Actually these might be the same but at lower cost:

http://www.electricscooterparts.com/throttlessinglespeed.html

&

http://ebikes.ca/store/store_controllers.php
 
i want to build a spare rear weel any reason why not or any advice please i need sizes of spokes,motor,wheel ring , free wheel etc actually all parts loool
 
MAFIA said:
i want to build a spare rear weel any reason why not or any advice please i need sizes of spokes,motor,wheel ring , free wheel etc actually all parts loool

Your best bet would see if you can order another hub wheel build from Stealth as a replacement.

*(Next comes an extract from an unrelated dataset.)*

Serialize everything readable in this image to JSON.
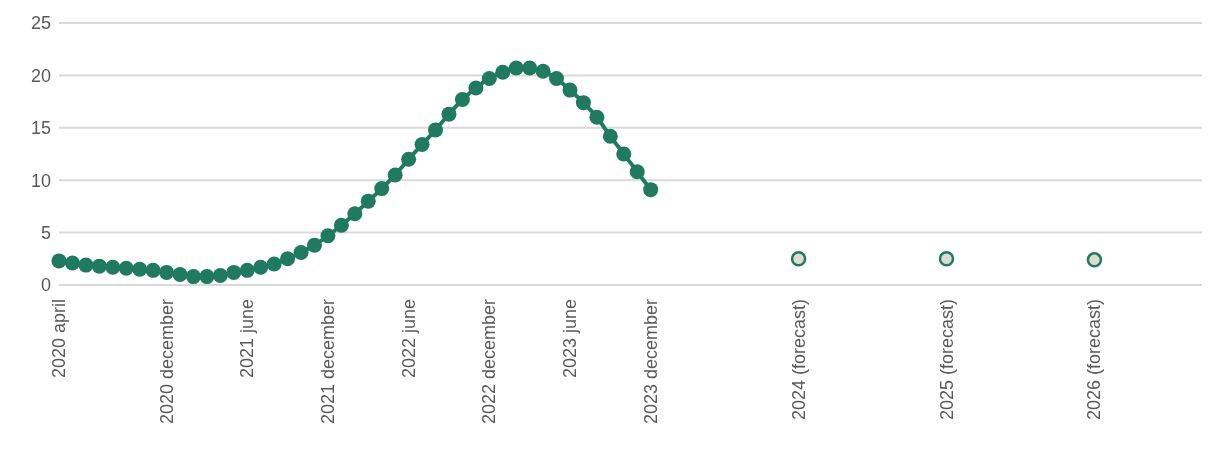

I could advise you on spoke lenghts for 17 and 19X1.4 MC rims, but I cant on the stock rim being that I don't know what the ERD is for their rim. At a guess, 136mm would be your spoke length.

Rick
 
Rix said:
MAFIA said:
i want to build a spare rear weel any reason why not or any advice please i need sizes of spokes,motor,wheel ring , free wheel etc actually all parts loool

Your best bet would see if you can order another hub wheel build from Stealth as a replacement. I could advise you on spoke lenghts for 17 and 19X1.4 MC rims, but I cant on the stock rim being that I don't know what the ERD is for their rim. At a guess, 136mm would be your spoke length.

Rick


I'm looking into the same. A replacement Fighter wheel is $999+shipping from Australia. They won't be ready to ship for 2 weeks.
 
MAFIA said:
i want to build a spare rear weel any reason why not or any advice please i need sizes of spokes,motor,wheel ring , free wheel etc actually all parts loool
I was actually looking for spare motor from Stealth to lace up on a different rim.
As far as I found out, Stealth will only sell complete laced up motor in their stock rim for USD $1250.